Sartor Resartus

By Leigh Gordon Giltner

Ah, God be merciful to him who sees

Thro’ ermined pomp and pageantry of kings,

Thro’ regal mien and beauty's witcheries

The poor, weak, shrivelled soul that crouches hid

Within the body's hold! Thrice-cursed is he

Whose soul sees souls of others face to face,

Who strips the outer man like vestments off

And views the naked heart in all its shame

And poverty; who still must rend the veil

Of motive, purpose, false humanity

And futile pretense! God! to walk this world

Doomed still to see what others fain would hide,

Reading men's thoughts as scholars read the page

Of some old language dead to all save them;

Seeing beneath the tender woman flesh,

The woman-grace, the pleading woman-eyes,

The grisly skeleton, the hollow ribs,

The eyeless sockets and the grinning jaw;

Reading for aye the sneer beneath the smile,

The lie that lurks behind the seeming truth;

To know that such, or haply worse, am I,

A living lie, false prophet to myself,

Clothed on with shimmering robes of fallacy

And vain deceit! Ah God, where is the truth?

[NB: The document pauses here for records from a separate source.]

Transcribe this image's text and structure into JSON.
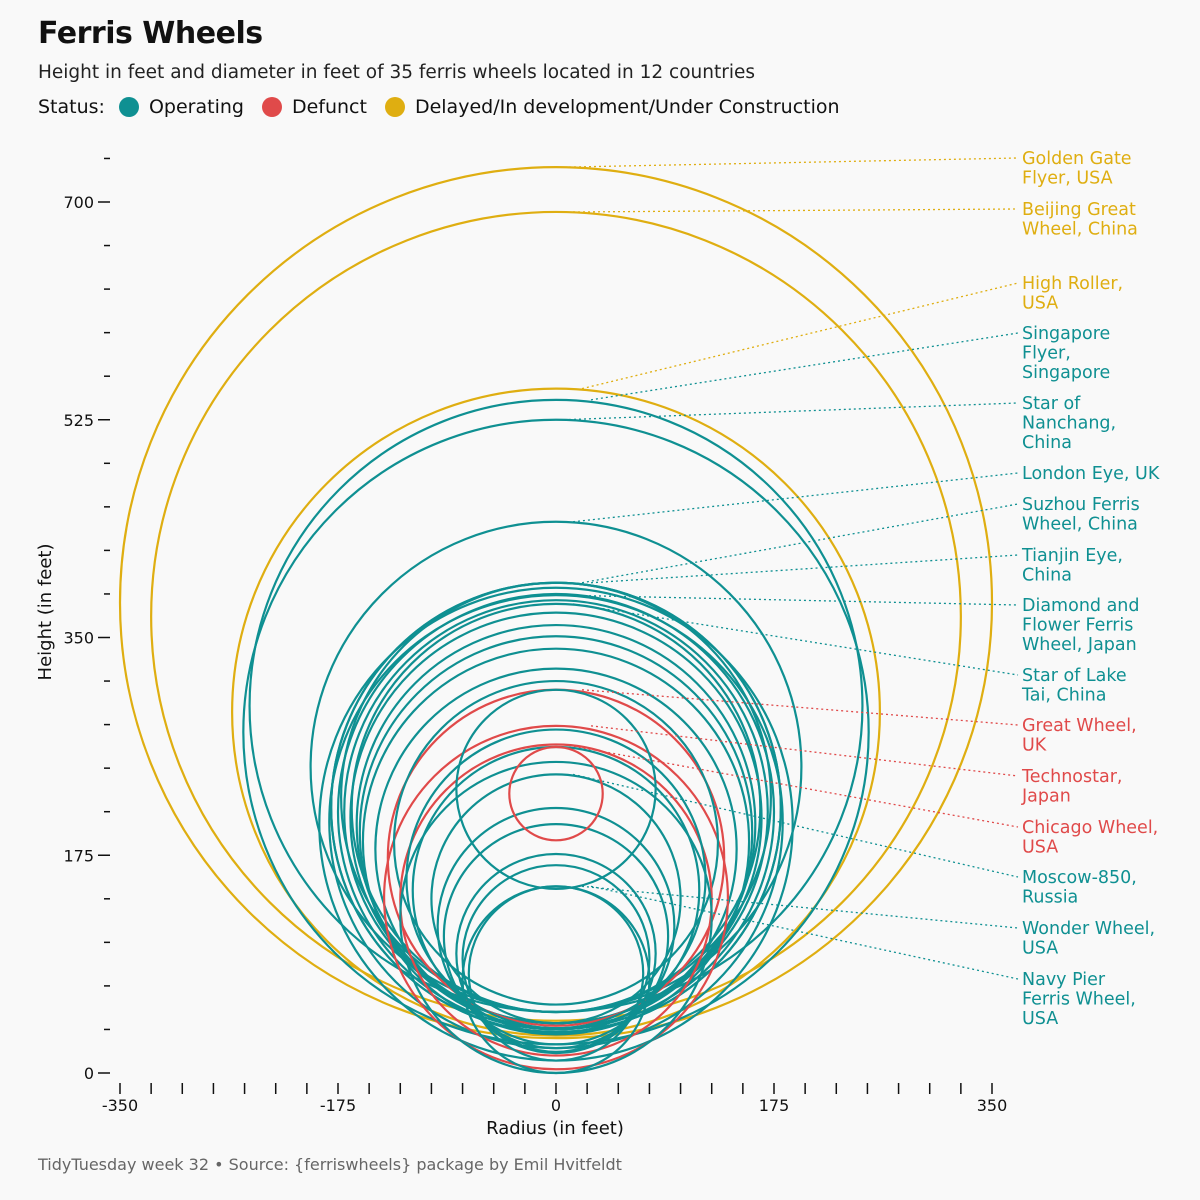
{
  "header": {
    "title": "Ferris Wheels",
    "subtitle": "Height in feet and diameter in feet of 35 ferris wheels located in 12 countries"
  },
  "legend": {
    "title": "Status:",
    "items": [
      {
        "label": "Operating",
        "color": "#0f9092"
      },
      {
        "label": "Defunct",
        "color": "#e04a4a"
      },
      {
        "label": "Delayed/In development/Under Construction",
        "color": "#dfae11"
      }
    ]
  },
  "caption": "TidyTuesday week 32 • Source: {ferriswheels} package by Emil Hvitfeldt",
  "chart_data": {
    "type": "scatter",
    "title": "Ferris Wheels",
    "xlabel": "Radius (in feet)",
    "ylabel": "Height (in feet)",
    "xlim": [
      -350,
      350
    ],
    "ylim": [
      0,
      700
    ],
    "x_ticks": [
      -350,
      -175,
      0,
      175,
      350
    ],
    "y_ticks": [
      0,
      175,
      350,
      525,
      700
    ],
    "legend_position": "top-left",
    "colors": {
      "Operating": "#0f9092",
      "Defunct": "#e04a4a",
      "Delayed/In development/Under Construction": "#dfae11"
    },
    "wheels": [
      {
        "label": "Golden Gate Flyer, USA",
        "status": "Delayed/In development/Under Construction",
        "height": 728,
        "diameter": 700
      },
      {
        "label": "Beijing Great Wheel, China",
        "status": "Delayed/In development/Under Construction",
        "height": 692,
        "diameter": 650
      },
      {
        "label": "High Roller, USA",
        "status": "Delayed/In development/Under Construction",
        "height": 550,
        "diameter": 520
      },
      {
        "label": "Singapore Flyer, Singapore",
        "status": "Operating",
        "height": 541,
        "diameter": 492
      },
      {
        "label": "Star of Nanchang, China",
        "status": "Operating",
        "height": 525,
        "diameter": 502
      },
      {
        "label": "London Eye, UK",
        "status": "Operating",
        "height": 443,
        "diameter": 394
      },
      {
        "label": "Suzhou Ferris Wheel, China",
        "status": "Operating",
        "height": 394,
        "diameter": 361
      },
      {
        "label": "Tianjin Eye, China",
        "status": "Operating",
        "height": 394,
        "diameter": 361
      },
      {
        "label": "Diamond and Flower Ferris Wheel, Japan",
        "status": "Operating",
        "height": 384,
        "diameter": 364
      },
      {
        "label": "Star of Lake Tai, China",
        "status": "Operating",
        "height": 377,
        "diameter": 328
      },
      {
        "label": "Great Wheel, UK",
        "status": "Defunct",
        "height": 308,
        "diameter": 270
      },
      {
        "label": "Technostar, Japan",
        "status": "Defunct",
        "height": 279,
        "diameter": 276
      },
      {
        "label": "Chicago Wheel, USA",
        "status": "Defunct",
        "height": 264,
        "diameter": 250
      },
      {
        "label": "Moscow-850, Russia",
        "status": "Operating",
        "height": 240,
        "diameter": 200
      },
      {
        "label": "Wonder Wheel, USA",
        "status": "Operating",
        "height": 150,
        "diameter": 140
      },
      {
        "label": "Navy Pier Ferris Wheel, USA",
        "status": "Operating",
        "height": 150,
        "diameter": 150
      },
      {
        "label": "",
        "status": "Operating",
        "height": 394,
        "diameter": 345
      },
      {
        "label": "",
        "status": "Operating",
        "height": 390,
        "diameter": 380
      },
      {
        "label": "",
        "status": "Operating",
        "height": 385,
        "diameter": 350
      },
      {
        "label": "",
        "status": "Operating",
        "height": 380,
        "diameter": 340
      },
      {
        "label": "",
        "status": "Operating",
        "height": 370,
        "diameter": 330
      },
      {
        "label": "",
        "status": "Operating",
        "height": 360,
        "diameter": 320
      },
      {
        "label": "",
        "status": "Operating",
        "height": 351,
        "diameter": 315
      },
      {
        "label": "",
        "status": "Operating",
        "height": 341,
        "diameter": 310
      },
      {
        "label": "",
        "status": "Operating",
        "height": 325,
        "diameter": 290
      },
      {
        "label": "",
        "status": "Operating",
        "height": 315,
        "diameter": 260
      },
      {
        "label": "",
        "status": "Operating",
        "height": 308,
        "diameter": 160
      },
      {
        "label": "",
        "status": "Operating",
        "height": 276,
        "diameter": 240
      },
      {
        "label": "",
        "status": "Operating",
        "height": 262,
        "diameter": 230
      },
      {
        "label": "",
        "status": "Operating",
        "height": 250,
        "diameter": 250
      },
      {
        "label": "",
        "status": "Operating",
        "height": 213,
        "diameter": 190
      },
      {
        "label": "",
        "status": "Operating",
        "height": 200,
        "diameter": 180
      },
      {
        "label": "",
        "status": "Operating",
        "height": 176,
        "diameter": 160
      },
      {
        "label": "",
        "status": "Operating",
        "height": 167,
        "diameter": 150
      },
      {
        "label": "",
        "status": "Defunct",
        "height": 262,
        "diameter": 75
      }
    ]
  }
}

Are all men false or lies the fault in me

Who, vulture-like, seize only on the taint,

And leave the pure? If haply thus it be

In pity take away the subtle sight

That pierces thought. Give back the old fond faith,

The young belief in all humanity;

Hide from my view the canker in the rose,

The taint in truth, the blight upon the bloom.

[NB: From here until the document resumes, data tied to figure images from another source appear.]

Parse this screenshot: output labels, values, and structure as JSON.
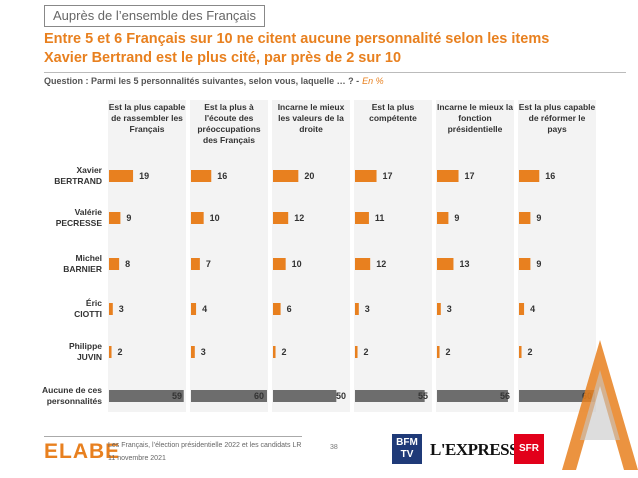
{
  "header": {
    "tag": "Auprès de l’ensemble des Français",
    "title_line1": "Entre 5 et 6 Français sur 10 ne citent aucune personnalité selon les items",
    "title_line2": "Xavier Bertrand est le plus cité, par près de 2 sur 10",
    "question": "Question : Parmi les 5 personnalités suivantes, selon vous, laquelle … ? -",
    "unit": "En %"
  },
  "colors": {
    "accent": "#e8801f",
    "none_bar": "#6d6d6d",
    "column_bg": "#f3f3f3"
  },
  "chart_data": {
    "type": "bar",
    "orientation": "horizontal",
    "columns": [
      "Est la plus capable de rassembler les Français",
      "Est la plus à l'écoute des préoccupations des Français",
      "Incarne le mieux les valeurs de la droite",
      "Est la plus compétente",
      "Incarne le mieux la fonction présidentielle",
      "Est la plus capable de réformer le pays"
    ],
    "rows": [
      {
        "label": "Xavier BERTRAND",
        "label_lines": [
          "Xavier",
          "BERTRAND"
        ],
        "values": [
          19,
          16,
          20,
          17,
          17,
          16
        ]
      },
      {
        "label": "Valérie PECRESSE",
        "label_lines": [
          "Valérie",
          "PECRESSE"
        ],
        "values": [
          9,
          10,
          12,
          11,
          9,
          9
        ]
      },
      {
        "label": "Michel BARNIER",
        "label_lines": [
          "Michel",
          "BARNIER"
        ],
        "values": [
          8,
          7,
          10,
          12,
          13,
          9
        ]
      },
      {
        "label": "Éric CIOTTI",
        "label_lines": [
          "Éric",
          "CIOTTI"
        ],
        "values": [
          3,
          4,
          6,
          3,
          3,
          4
        ]
      },
      {
        "label": "Philippe JUVIN",
        "label_lines": [
          "Philippe",
          "JUVIN"
        ],
        "values": [
          2,
          3,
          2,
          2,
          2,
          2
        ]
      },
      {
        "label": "Aucune de ces personnalités",
        "label_lines": [
          "Aucune de ces",
          "personnalités"
        ],
        "values": [
          59,
          60,
          50,
          55,
          56,
          60
        ]
      }
    ],
    "unit": "%"
  },
  "footer": {
    "logo": "ELABE",
    "source_line1": "Les Français, l’élection présidentielle 2022 et les candidats LR",
    "source_line2": "11 novembre 2021",
    "page": "38",
    "partner1": "BFM TV",
    "partner2": "L'EXPRESS",
    "partner3": "SFR"
  }
}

Far better‘ twere to drink the hemlock draught

And, happy, deem it nectar than to find

The drop of gall within the nectared cup.

Far better trust repaid with treachery

Than doubt confirmed! Ah, Thou all-seeing God

Who art the Truth, make me to see the truth;

Lift from my soul the shadow; in the room

Of doubt, send trust. Let me believe again;

Help me to see the highest in mankind!